Stockholm-based Carnegie Investment Bank has pledged that the jobs of all 300 employees of HQ Bank are safe following its swoop this week on the ailing Swedish financial services operation - but there's still likely to be a period of uncertainty within both organisations.
Carnegie bought HQ Bank and HQ Fonder, its trading business, on Monday for SEK268m after it was put into liquidation by the Swedish Financial Supervisory Authority.
The FSA revoked HQ's banking licence for breaching financial regulations, including having a lack of oversight in its trading operation and arguing that the bank had taken such large risks it had endangered its own survival.
Despite the reassurances from Carnegie, the merger of the two businesses could inevitably lead to people leaving or moving around both businesses, as well as create new roles and opportunities, argue recruiters.
"It is a merger so it is very much going to be a question of integrating HQ's employees into Carnegie," says Wictor Bonde, consultant at recruitment firm Michael Page's banking and financial services division in Stockholm.
"As with any merger, some people may leave because they do not like the change for one reason or another.
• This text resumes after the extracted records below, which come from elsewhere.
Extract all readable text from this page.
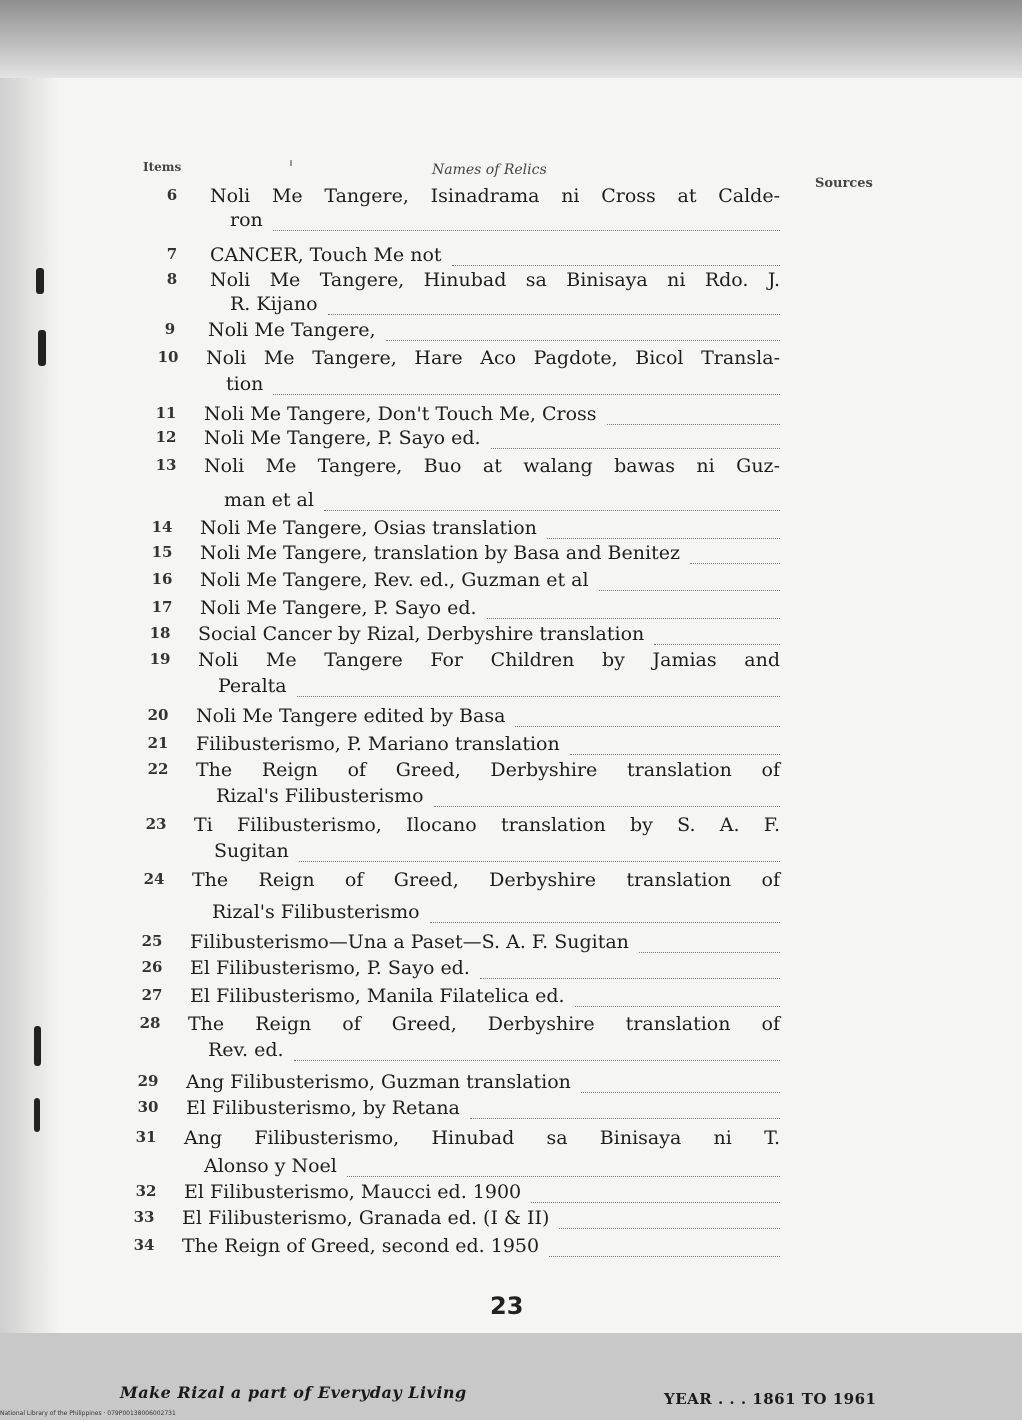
Items	Names of Relics
Sources
6	Noli Me Tangere, Isinadrama ni Cross at Calde-
ron
7	CANCER, Touch Me not
8	Noli Me Tangere, Hinubad sa Binisaya ni Rdo. J.
R. Kijano
9	Noli Me Tangere,
10	Noli Me Tangere, Hare Aco Pagdote, Bicol Transla-
tion
11	Noli Me Tangere, Don't Touch Me, Cross
12	Noli Me Tangere, P. Sayo ed.
13	Noli Me Tangere, Buo at walang bawas ni Guz-
man et al
14	Noli Me Tangere, Osias translation
15	Noli Me Tangere, translation by Basa and Benitez
16	Noli Me Tangere, Rev. ed., Guzman et al
17	Noli Me Tangere, P. Sayo ed.
18	Social Cancer by Rizal, Derbyshire translation
19	Noli Me Tangere For Children by Jamias and
Peralta
20	Noli Me Tangere edited by Basa
21	Filibusterismo, P. Mariano translation
22	The Reign of Greed, Derbyshire translation of
Rizal's Filibusterismo
23	Ti Filibusterismo, Ilocano translation by S. A. F.
Sugitan
24	The Reign of Greed, Derbyshire translation of
Rizal's Filibusterismo
25	Filibusterismo—Una a Paset—S. A. F. Sugitan
26	El Filibusterismo, P. Sayo ed.
27	El Filibusterismo, Manila Filatelica ed.
28	The Reign of Greed, Derbyshire translation of
Rev. ed.
29	Ang Filibusterismo, Guzman translation
30	El Filibusterismo, by Retana
31	Ang Filibusterismo, Hinubad sa Binisaya ni T.
Alonso y Noel
32	El Filibusterismo, Maucci ed. 1900
33	El Filibusterismo, Granada ed. (I & II)
34	The Reign of Greed, second ed. 1950
23
Make Rizal a part of Everyday Living	YEAR . . . 1861 TO 1961
National Library of the Philippines · 079P00138006002731
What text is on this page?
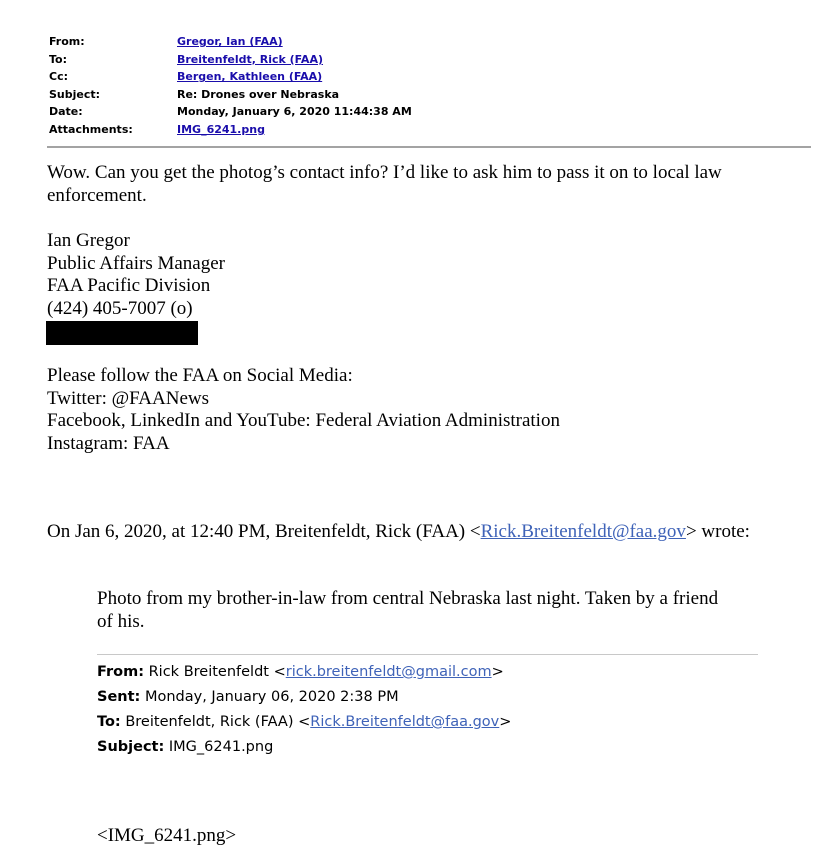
From:	Gregor, Ian (FAA)
To:	Breitenfeldt, Rick (FAA)
Cc:	Bergen, Kathleen (FAA)
Subject:	Re: Drones over Nebraska
Date:	Monday, January 6, 2020 11:44:38 AM
Attachments:	IMG_6241.png
Wow. Can you get the photog’s contact info? I’d like to ask him to pass it on to local law
enforcement.
Ian Gregor
Public Affairs Manager
FAA Pacific Division
(424) 405-7007 (o)
Please follow the FAA on Social Media:
Twitter: @FAANews
Facebook, LinkedIn and YouTube: Federal Aviation Administration
Instagram: FAA
On Jan 6, 2020, at 12:40 PM, Breitenfeldt, Rick (FAA) <Rick.Breitenfeldt@faa.gov> wrote:
Photo from my brother-in-law from central Nebraska last night. Taken by a friend
of his.
From: Rick Breitenfeldt <rick.breitenfeldt@gmail.com>
Sent: Monday, January 06, 2020 2:38 PM
To: Breitenfeldt, Rick (FAA) <Rick.Breitenfeldt@faa.gov>
Subject: IMG_6241.png
<IMG_6241.png>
Overall I believe that Carnegie has built a good foundation in order to keep people, for example solving HQ's issue with the convertibles.
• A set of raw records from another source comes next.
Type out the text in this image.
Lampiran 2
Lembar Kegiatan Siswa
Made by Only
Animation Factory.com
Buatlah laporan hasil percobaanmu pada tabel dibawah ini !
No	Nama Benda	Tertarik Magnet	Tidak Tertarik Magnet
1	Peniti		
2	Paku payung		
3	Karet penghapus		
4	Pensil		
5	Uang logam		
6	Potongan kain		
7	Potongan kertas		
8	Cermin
"However, some positions will now become doubled up or hard to integrate in the joint organisation, most likely in areas such as back office, middle office or maybe at some senior levels. This does not per se mean that people have to leave, many of them are likely to be offered other positions," he adds.
Whether or not people decide to stay, having HQ on a resumé is still likely to be seen as positive, Bonde stresses.
"Most of the staff are very attractive on the market. Some departments at HQ have a great reputation. I know for a fact many have been approached with job offers more times in the last two weeks than during most of their careers."